Déjenme de joder con ese snobismo de que la escritura marca, o deja un sello, o cambia la vida del lector. A mí los libros me entretienen, me divierten, y en algunos casos, me hacen pensar. Y eso está muy bien. Cualquiera de las tres variantes está muy bien. Sino las tres a la vez.
La gente que lee no es más inteligente que la que mira televisión. Ni es más culta tampoco. Tiene otra elección de cómo llenar su vida y punto. Basta de tanta soberbia y vanidad, basta de escritores que escriben para firmar ejemplares y ganar su futuro económico, basta de lectores que solo leen para que los demás sepan que leen. Bienvenidos los que narran historias que solo verá el polvo de un cajón de la cómoda, o los que devoran libros por placer narcisista, en la más completa soledad, sin testigos ni focos que iluminan estrellas. Libros que van a perderse en las mesitas de luz sin destino de exhibicionismo pedante. Visitados solo por un plumero de tanto en tanto.

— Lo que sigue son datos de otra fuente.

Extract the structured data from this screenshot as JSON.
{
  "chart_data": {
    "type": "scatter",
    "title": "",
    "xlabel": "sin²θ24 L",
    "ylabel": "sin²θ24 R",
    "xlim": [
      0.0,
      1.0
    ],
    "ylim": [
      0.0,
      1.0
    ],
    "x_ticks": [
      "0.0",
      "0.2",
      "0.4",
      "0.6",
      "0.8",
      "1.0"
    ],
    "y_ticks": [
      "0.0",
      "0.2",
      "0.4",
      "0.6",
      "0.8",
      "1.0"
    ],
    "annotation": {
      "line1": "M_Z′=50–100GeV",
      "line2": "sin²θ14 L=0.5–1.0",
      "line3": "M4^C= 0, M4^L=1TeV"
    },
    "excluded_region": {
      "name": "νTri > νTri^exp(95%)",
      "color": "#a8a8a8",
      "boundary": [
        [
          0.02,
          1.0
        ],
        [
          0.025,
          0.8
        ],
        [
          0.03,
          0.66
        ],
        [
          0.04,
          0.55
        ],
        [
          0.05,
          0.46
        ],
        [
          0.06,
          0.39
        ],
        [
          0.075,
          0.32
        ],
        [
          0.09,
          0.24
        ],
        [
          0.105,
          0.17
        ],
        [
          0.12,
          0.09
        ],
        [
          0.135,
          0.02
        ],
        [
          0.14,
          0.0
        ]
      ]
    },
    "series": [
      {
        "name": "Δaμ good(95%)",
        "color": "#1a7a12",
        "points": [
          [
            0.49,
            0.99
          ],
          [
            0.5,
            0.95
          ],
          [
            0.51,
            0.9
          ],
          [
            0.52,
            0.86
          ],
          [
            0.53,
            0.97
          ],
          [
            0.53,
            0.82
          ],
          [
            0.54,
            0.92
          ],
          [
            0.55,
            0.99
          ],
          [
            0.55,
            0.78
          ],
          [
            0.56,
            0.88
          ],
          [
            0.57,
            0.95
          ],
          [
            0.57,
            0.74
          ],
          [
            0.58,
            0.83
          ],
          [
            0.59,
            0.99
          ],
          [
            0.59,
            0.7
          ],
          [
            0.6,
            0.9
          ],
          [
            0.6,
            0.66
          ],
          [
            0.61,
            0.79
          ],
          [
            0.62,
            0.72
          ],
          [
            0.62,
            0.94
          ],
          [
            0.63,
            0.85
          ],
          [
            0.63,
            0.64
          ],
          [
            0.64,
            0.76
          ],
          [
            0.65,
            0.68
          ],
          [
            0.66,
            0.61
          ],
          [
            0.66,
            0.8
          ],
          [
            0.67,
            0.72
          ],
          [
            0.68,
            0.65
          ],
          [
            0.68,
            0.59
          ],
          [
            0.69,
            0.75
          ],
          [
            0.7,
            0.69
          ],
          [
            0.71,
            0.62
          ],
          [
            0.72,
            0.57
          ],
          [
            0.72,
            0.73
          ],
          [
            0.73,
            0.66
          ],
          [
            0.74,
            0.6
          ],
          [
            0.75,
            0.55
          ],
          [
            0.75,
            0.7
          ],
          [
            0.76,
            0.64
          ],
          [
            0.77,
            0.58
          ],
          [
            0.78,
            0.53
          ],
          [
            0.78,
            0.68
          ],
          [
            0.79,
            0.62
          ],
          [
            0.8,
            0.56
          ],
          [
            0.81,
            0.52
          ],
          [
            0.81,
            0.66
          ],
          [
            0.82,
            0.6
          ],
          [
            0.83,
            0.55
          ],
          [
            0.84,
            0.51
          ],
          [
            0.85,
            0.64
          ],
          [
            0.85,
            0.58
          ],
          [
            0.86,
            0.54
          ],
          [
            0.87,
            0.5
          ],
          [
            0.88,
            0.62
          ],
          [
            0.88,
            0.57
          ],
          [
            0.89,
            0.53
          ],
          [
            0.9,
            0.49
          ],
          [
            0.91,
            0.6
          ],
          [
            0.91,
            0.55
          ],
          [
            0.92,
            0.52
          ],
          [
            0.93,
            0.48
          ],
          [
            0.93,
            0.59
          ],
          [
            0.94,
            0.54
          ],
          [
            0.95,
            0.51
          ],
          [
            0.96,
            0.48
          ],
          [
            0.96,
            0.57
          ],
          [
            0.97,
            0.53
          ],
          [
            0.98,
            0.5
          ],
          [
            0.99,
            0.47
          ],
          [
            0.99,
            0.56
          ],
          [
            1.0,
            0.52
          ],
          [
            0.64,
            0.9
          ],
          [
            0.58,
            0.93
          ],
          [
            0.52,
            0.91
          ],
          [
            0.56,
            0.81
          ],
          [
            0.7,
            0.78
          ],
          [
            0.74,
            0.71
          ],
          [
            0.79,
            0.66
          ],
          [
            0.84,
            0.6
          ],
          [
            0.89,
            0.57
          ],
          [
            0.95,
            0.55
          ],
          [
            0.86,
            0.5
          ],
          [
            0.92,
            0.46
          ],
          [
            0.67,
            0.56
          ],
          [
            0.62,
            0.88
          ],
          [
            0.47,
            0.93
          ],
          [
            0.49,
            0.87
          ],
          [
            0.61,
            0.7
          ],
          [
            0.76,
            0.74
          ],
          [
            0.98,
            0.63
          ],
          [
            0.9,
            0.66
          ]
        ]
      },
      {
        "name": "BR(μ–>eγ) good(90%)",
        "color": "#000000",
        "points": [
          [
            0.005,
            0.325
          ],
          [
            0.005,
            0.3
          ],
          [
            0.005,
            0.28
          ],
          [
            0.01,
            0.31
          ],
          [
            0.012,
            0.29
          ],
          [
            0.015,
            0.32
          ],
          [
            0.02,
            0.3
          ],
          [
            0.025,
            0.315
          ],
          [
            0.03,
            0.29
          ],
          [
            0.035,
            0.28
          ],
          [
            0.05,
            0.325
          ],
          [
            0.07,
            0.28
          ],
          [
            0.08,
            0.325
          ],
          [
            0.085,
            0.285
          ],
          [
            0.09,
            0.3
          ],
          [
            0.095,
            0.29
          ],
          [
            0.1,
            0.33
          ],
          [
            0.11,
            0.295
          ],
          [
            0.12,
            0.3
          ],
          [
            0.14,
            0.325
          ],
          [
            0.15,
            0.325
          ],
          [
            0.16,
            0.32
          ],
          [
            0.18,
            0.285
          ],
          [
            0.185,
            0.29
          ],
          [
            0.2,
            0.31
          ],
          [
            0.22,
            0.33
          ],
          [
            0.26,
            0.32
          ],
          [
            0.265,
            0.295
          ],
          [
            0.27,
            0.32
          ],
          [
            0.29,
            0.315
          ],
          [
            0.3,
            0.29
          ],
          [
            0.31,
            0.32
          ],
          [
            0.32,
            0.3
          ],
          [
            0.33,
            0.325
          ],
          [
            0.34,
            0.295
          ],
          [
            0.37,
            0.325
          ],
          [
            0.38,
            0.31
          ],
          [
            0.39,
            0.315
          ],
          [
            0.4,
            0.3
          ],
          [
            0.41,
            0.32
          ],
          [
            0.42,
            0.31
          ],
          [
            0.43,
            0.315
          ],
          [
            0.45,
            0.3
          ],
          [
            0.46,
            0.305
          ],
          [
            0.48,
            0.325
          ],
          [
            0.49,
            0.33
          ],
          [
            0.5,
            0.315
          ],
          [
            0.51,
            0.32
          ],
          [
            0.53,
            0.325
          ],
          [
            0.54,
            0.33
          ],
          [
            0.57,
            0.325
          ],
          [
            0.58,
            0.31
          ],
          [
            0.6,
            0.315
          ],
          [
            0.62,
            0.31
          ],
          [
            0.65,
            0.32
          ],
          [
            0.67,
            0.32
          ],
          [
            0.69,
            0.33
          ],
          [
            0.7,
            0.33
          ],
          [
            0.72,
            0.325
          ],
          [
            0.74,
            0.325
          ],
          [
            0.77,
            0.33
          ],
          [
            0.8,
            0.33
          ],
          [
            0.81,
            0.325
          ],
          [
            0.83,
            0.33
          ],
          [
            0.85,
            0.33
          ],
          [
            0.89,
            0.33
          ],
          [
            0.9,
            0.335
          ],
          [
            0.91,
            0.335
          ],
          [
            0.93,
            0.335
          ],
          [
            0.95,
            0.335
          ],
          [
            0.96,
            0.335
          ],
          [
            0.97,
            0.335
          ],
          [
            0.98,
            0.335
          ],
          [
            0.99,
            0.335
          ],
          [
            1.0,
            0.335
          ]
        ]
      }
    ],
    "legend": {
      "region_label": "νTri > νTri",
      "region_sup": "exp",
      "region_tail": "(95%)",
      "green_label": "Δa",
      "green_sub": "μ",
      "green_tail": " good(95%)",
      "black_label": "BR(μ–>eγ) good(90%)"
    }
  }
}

Quiero la gente que hace lo que yo hago. Leer y escribir por amor al arte, sin fama, sin críticos, sin recibir otra cosa a cambio más que el saciar nuestro íntimo goce. Nadie verá nunca lo que escribo, nadie sabrá nunca sobre lo que leo. Somos mis hojas, las hojas de mis autores, y yo. Y si algunos autores derrochan egolatría, denuncio el pecado puertas adentro de mi conciencia.
Una vez, en la última feria del libro a la que asistí, me encontré en un stand donde un reconocido autor firmaba ejemplares de sus obras a quienes así lo quisieran. Cosa muy común en estas orgías intelectuales que son los eventos del libro, verdaderos santuarios de la vanidad y la indiferencia ante el arte ajeno. Un muchacho se presentó ante ese autor X y además de pedirle una dedicatoria le convidó un ejemplar de su propia obra de escritor. Modesto, humilde, primordial. Simples hojas impresas por computadora, a simple faz. Una suerte de “me das tu libro y yo te ofrezco el mío”. Sin egoísmos, generoso, de escritor a escritor. El pibe no pudo ver cómo su autor favorito desechó su esmero y pasión a la basura, ni bien se alejó del stand. Claro, cómo iba él, el autor de la editorial grande, a leer a un joven desconocido, que vaya a saber qué pequeñeces tenía para decir. Con qué escaso estilo y con qué pobre prosa. Sin mérito en forma de anuncio corpóreo a la puerta de las librerías.
Eso vi la última vez que fui a ese inmundo lugar. Mejor me quedo en casa leyendo a los que ya murieron, y cuya soberbia ya no irrita. Los Rusos, Bukowski, Sully Prudhome...
Yo quiero escribir como Miguel Hernández. A la sombra, en el olvido, en la incertidumbre, porque sí, porque necesito hacerlo para seguir soportando mi infierno. Sin lectores, sin editores, a la vuelta de mis diez horas de trabajo de obrero, entre mi última esperanza y la que le sigue.
Son las cinco y veintitrés de la madrugada del domingo diez de septiembre. Más tarde juegan el Granate y mi querido Independiente. Más tarde habrá el campo en José Larralde. Ya con eso es un gran día.